In her debut memoir, Smith tenderly examines the end of her marriage and learns to embrace the new life she creates. As she grieves her old life, she tenderly pilots her children and herself toward a new kind of life. Smith reminds her readers that her memoir is not a "tell-all," but rather a "tell-mine, or maybe a find-mine." She asks herself how her story can be useful to anyone other than herself? When she writes poetry or prose, she must trust that the reader will make meaning out of the words she writes. Will the metaphor of say, a nesting doll, make sense to the reader?
"I need to trust that I can hand this to you, just as it is, and it will mean something to you. I need to trust that you'll know what to do with it. Here, take it," she writes, "Is this enough? This is my material."

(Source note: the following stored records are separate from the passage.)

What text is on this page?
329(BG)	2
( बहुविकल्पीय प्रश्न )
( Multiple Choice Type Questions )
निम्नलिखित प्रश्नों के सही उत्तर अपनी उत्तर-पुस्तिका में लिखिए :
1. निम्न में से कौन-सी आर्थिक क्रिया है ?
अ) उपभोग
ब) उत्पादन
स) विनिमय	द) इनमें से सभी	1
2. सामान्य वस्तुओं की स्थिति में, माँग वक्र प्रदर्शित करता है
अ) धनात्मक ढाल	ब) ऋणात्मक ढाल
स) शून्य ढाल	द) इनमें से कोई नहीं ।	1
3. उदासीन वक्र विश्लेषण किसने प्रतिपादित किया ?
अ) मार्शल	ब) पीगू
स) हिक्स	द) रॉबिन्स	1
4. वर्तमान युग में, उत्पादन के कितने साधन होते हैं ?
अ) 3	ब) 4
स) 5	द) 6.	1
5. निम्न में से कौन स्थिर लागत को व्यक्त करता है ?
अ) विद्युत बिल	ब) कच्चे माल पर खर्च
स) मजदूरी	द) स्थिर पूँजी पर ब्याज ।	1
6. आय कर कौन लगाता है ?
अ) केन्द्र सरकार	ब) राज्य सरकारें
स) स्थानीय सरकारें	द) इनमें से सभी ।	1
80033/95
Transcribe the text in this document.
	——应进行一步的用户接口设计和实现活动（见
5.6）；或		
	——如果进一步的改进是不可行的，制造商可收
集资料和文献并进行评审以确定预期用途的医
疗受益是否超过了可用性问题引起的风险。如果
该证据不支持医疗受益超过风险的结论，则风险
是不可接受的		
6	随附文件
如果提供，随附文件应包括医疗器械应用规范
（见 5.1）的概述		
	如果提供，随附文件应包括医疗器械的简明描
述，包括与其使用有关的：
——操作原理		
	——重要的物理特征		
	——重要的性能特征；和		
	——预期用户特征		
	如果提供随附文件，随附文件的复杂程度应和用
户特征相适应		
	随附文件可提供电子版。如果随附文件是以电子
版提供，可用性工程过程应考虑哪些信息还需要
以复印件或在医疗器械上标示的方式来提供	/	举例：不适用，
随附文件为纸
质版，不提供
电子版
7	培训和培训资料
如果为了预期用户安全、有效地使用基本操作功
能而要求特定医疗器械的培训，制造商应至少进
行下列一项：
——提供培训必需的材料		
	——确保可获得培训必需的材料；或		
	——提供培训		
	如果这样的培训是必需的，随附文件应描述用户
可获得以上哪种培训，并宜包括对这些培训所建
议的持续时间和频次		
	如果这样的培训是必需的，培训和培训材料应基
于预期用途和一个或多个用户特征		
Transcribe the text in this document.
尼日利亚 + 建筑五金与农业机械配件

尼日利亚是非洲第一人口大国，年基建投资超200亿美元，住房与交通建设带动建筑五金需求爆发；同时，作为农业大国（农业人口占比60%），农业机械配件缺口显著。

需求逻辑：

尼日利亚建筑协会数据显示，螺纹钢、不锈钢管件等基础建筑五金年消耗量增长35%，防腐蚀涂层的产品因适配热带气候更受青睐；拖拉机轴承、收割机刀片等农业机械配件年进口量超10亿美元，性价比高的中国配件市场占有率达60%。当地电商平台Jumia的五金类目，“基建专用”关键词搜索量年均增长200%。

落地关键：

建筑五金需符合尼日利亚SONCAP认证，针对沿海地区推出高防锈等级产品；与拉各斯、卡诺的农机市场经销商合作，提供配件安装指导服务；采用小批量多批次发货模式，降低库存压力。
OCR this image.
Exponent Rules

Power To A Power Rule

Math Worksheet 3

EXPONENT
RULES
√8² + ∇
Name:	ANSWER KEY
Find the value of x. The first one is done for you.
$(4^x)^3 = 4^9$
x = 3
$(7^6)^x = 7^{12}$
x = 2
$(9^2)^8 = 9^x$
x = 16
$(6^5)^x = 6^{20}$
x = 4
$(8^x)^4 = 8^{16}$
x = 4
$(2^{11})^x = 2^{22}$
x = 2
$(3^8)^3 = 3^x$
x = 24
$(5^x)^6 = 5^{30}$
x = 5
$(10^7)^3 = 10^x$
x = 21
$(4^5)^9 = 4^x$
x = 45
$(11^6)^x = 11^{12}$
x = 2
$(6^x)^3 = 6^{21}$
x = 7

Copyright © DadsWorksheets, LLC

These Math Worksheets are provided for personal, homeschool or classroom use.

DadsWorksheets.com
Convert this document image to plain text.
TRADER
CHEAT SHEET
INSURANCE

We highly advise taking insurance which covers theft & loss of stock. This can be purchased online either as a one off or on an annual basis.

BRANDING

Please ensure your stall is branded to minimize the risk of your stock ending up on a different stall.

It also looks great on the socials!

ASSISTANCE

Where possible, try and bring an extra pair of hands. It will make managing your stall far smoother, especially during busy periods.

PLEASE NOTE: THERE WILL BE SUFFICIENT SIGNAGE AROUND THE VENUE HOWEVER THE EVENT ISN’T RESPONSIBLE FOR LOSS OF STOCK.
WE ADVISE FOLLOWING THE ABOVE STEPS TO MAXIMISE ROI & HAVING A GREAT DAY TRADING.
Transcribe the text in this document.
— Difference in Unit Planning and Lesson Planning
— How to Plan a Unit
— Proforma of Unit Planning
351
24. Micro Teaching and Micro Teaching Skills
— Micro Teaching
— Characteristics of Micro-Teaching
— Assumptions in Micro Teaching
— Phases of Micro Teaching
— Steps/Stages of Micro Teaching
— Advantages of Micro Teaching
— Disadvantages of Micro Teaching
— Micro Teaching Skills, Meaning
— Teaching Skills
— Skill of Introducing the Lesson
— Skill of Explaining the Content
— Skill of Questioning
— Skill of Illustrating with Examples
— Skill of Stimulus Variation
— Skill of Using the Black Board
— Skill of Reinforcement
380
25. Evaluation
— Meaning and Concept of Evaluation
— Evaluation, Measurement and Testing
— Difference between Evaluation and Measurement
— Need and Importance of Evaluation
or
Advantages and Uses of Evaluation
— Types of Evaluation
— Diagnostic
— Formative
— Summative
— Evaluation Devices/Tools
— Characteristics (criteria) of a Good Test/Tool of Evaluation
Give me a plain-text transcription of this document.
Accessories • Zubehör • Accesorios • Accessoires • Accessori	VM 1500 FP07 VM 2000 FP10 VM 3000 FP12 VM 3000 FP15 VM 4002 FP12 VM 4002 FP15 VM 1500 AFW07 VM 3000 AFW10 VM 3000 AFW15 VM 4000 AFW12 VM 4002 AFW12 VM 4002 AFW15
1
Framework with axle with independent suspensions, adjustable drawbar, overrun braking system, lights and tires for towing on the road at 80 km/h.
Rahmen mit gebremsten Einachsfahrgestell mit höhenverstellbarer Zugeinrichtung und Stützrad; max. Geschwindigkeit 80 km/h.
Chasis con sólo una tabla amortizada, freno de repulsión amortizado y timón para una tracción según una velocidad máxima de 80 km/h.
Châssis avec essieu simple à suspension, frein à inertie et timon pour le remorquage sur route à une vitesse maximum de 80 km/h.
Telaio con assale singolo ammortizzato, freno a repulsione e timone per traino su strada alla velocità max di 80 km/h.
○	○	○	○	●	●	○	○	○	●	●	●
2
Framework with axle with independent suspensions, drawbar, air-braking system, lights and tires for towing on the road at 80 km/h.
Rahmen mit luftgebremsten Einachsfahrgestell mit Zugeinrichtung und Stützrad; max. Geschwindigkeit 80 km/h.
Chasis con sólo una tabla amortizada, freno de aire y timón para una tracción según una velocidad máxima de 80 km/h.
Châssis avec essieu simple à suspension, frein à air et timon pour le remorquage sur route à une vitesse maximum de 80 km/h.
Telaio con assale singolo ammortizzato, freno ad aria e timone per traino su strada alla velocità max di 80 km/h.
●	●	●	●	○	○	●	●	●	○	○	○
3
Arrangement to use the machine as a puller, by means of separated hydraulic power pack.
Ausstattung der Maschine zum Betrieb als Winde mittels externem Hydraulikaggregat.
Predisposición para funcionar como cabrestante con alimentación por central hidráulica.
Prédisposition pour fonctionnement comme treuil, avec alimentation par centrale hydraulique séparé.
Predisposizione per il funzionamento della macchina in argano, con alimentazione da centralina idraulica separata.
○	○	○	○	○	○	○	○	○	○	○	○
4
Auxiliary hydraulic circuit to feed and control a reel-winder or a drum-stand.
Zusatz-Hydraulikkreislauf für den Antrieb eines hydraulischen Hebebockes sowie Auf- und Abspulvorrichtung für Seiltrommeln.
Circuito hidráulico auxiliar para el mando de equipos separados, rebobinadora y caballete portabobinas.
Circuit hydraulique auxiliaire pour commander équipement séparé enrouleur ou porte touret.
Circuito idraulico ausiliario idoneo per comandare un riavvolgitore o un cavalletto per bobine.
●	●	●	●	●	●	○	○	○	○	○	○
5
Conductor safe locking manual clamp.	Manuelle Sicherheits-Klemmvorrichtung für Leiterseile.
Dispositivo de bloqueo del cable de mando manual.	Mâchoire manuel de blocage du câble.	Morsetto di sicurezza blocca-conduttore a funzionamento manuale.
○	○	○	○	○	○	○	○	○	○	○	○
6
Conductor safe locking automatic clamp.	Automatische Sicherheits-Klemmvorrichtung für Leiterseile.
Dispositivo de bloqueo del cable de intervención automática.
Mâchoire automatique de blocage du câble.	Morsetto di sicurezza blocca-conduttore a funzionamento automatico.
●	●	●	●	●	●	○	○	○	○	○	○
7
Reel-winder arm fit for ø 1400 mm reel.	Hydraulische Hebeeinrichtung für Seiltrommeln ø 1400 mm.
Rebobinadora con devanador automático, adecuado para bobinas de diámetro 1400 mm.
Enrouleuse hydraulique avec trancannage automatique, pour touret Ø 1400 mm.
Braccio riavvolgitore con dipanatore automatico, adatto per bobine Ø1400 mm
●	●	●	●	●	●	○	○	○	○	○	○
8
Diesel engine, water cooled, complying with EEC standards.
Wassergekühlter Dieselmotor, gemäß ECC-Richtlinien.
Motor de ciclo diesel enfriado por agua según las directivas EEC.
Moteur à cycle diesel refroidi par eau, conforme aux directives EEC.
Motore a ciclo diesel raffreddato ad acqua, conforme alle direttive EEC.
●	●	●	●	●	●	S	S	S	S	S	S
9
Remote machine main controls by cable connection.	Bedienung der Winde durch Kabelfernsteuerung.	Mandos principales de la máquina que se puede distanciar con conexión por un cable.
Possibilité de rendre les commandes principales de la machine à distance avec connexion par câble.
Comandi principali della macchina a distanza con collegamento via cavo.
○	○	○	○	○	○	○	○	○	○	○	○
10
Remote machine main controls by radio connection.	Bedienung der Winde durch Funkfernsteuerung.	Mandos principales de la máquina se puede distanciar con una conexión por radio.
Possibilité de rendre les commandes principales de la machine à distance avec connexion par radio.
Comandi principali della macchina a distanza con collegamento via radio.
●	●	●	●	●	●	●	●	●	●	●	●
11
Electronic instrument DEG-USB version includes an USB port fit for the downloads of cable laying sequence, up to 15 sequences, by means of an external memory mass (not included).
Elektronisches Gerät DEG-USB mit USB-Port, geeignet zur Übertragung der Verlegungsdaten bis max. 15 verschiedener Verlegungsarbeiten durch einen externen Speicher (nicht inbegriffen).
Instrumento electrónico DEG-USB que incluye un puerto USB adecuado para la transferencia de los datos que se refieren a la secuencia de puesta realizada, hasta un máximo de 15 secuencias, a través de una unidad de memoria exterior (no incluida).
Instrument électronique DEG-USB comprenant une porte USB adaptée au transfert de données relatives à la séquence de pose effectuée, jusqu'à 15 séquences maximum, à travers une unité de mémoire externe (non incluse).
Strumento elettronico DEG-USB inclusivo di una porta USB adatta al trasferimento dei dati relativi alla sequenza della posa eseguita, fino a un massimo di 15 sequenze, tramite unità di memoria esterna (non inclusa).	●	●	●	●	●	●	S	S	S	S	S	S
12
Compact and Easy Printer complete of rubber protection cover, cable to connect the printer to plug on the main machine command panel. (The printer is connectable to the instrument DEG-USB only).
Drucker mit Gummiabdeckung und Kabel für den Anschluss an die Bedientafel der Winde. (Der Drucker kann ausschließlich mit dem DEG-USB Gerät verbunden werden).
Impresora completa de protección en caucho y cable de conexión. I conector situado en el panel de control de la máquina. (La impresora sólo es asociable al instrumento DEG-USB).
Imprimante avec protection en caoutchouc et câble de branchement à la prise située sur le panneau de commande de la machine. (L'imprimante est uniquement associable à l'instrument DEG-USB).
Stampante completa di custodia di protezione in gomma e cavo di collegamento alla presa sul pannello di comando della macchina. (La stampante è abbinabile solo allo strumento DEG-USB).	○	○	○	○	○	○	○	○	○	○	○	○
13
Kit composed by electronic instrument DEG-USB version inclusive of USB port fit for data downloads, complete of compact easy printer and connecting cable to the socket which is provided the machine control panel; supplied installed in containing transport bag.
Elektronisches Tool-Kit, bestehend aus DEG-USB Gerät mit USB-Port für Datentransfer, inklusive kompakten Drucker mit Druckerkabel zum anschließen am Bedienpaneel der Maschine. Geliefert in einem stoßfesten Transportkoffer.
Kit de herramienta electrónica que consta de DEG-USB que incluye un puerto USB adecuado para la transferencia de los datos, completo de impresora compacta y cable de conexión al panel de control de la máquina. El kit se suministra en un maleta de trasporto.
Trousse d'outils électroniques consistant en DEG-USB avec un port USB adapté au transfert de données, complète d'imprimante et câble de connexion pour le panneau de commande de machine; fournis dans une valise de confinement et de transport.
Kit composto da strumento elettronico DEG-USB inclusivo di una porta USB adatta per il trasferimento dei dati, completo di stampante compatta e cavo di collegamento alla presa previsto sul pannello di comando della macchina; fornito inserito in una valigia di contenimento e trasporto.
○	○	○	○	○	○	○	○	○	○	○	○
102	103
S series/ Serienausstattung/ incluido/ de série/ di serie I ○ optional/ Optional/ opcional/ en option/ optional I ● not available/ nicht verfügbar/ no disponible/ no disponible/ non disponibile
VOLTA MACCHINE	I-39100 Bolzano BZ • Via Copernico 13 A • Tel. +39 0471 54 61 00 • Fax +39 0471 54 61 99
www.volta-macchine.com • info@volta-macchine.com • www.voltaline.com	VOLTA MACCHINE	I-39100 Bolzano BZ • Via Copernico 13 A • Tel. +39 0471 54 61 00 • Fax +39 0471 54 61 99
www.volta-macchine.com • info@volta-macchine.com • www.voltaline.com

Throughout the book, Smith returns to her friend's writing advice -- every book begins with an unanswerable question. Then what is mine? she asks, midway through the book -- and answers, how to remain myself.
With a mother's fierce love, she comforts her children. When her young son Rhett has trouble falling asleep, he tells her that he knows he has a mom who loves him and a dad who loves him, but he says, heartbreakingly, I don't have a family. As her adolescent daughter Violet bemoans the loss of a friendship, Smith feels her pain intimately -- ah yes, she says, the stages of divorce.
When her husband chooses to move out of state with a new partner, she is the one left to cope with juggling work and home life, angst and tears. She remains in the house she and her husband bought together, to create a safe haven and a secure and enduring space for her children.
YOU COULD MAKE THIS PLACE BEAUTIFUL is not a tell-all as Smith assures us -- it is a contemplation on modern love, a reckoning with expectations, and an excavation of self. It is a lyrical meditation on hope and what is left when all seems lost. Maggie Smith does indeed make something beautiful -- a life lived with integrity and love and possibility.
I'm going to go read it again. I hope you will too.